Más de un centenar de damnificados acumula una sociedad fantasma dedicada a revender propiedades en diferentes barrios porteños, por una importante suma en dólares. La operatoria consta de un aporte inicial a modo de pozo de construcción en obras cuyo plazo de finalización caducó hace más de tres años y por lo tanto no cuentan con las instalaciones de los servicios básicos.

Sin embargo, la banda de estafadores continúa con su plan, ofreciendo propiedades ya compradas, modus operandi que impulsa a sus verdaderos dueños a ocupar sus viviendas sin haber concluido la obra. En 2007 se remite una de las primeras operaciones llevada a cabo por la entonces sociedad “Proyecto Directorio”, que administraba las construcciones de al menos cinco edificios en diferentes puntos de la ciudad de Buenos Aires como Caballito, Palermo y Belgrano.

En uno de ellos, Nora decidió invertir todos sus ahorros, aquellos provenientes de la venta de su vivienda, para comprar dos monoambientes, uno para ella y otro para su hijo, en la calle Arribeños 2856. Sin embargo, a casi diez años de haber llevado adelante la transacción no ha recibido su propiedad ni tampoco recuperado el dinero, a pesar de realizar la demanda judicial correspondiente.

Al respecto, la mujer detalló que “el modus operandi de esta gente es cambiar de razón social para vender nuevamente el departamento que ya habían vendido anteriormente. Es una banda integrada por representantes de constructoras e inmobiliarias”. En base al relato de la damnificada, la organización ilícita que también se denominó “Siglo XXI” y “Le Bretón”, requiere de cada interesado el pago de un pozo de construcción y posteriormente completar el monto total en cincuenta cuotas.

Un mecanismo al cual se sometió Hugo Silveira, quien relató que “pagué 20.000 dólares iniciales, para comprar dos monoambientes, uno para mí y otro para mi hijo. Tenía fecha de terminación de obra de 2013, pero no lo cumplieron y no creo que lo hagan porque el edificio no tiene ascensor, luz ni gas”. Sin embargo, a pesar de las condiciones inhabitables de cada inmueble, muchos de sus originales propietarios decidieron, como llaman ellos mismos, “atrincherarse”.

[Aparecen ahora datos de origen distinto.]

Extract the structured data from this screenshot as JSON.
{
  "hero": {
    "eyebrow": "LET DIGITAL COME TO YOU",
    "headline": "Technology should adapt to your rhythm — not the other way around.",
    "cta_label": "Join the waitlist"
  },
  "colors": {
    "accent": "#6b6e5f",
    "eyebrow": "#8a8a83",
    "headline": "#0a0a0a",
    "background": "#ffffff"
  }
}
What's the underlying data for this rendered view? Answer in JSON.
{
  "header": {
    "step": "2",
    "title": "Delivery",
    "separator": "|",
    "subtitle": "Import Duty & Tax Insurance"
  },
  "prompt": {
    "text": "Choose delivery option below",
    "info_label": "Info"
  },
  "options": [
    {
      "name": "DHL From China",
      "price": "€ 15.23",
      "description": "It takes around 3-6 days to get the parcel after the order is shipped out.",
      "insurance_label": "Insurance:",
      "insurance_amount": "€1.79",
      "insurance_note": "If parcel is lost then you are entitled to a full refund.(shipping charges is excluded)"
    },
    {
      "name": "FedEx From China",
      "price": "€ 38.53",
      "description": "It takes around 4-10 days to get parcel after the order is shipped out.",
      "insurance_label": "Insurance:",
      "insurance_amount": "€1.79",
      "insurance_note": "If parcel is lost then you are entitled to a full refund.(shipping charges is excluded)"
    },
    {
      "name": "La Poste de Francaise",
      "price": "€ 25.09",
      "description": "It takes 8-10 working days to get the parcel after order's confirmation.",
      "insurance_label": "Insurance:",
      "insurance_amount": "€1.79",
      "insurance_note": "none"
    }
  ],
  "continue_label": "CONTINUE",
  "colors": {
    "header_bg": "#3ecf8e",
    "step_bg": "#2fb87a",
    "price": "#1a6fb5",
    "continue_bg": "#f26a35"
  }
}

Al respecto, Nora reveló que “muchos vecinos se metieron en sus casas, están encerrados con candados para no dejar sus casas solas y que esta gente las vuelva a vender”. Por su parte, Hugo reconoció que “le cedí la casa a una conocida para que viva allí y me lo cuide porque son sinvergüenzas que alquilan departamentos y cocheras que no son de ellos”.

Los sindicados por estafas fueron identificados por las víctimas como Eduardo Cammarata, Humberto Raiano, Esteban Raiano, Marcelo Iervasi y Damián Rodríguez. El primero de ellos es quien se mantiene en la sociedad e incluso se hizo presente en el edificio de Arribeños cuando en mayo pasado los dueños se asentaron en sus viviendas.

En aquella ocasión, “esta persona derribó a patadas la puerta de cada uno de nosotros. Entonces llamamos a la policía y lo detuvieron, pero a las 24 horas lo dejaron en libertad”, remarcó Nora.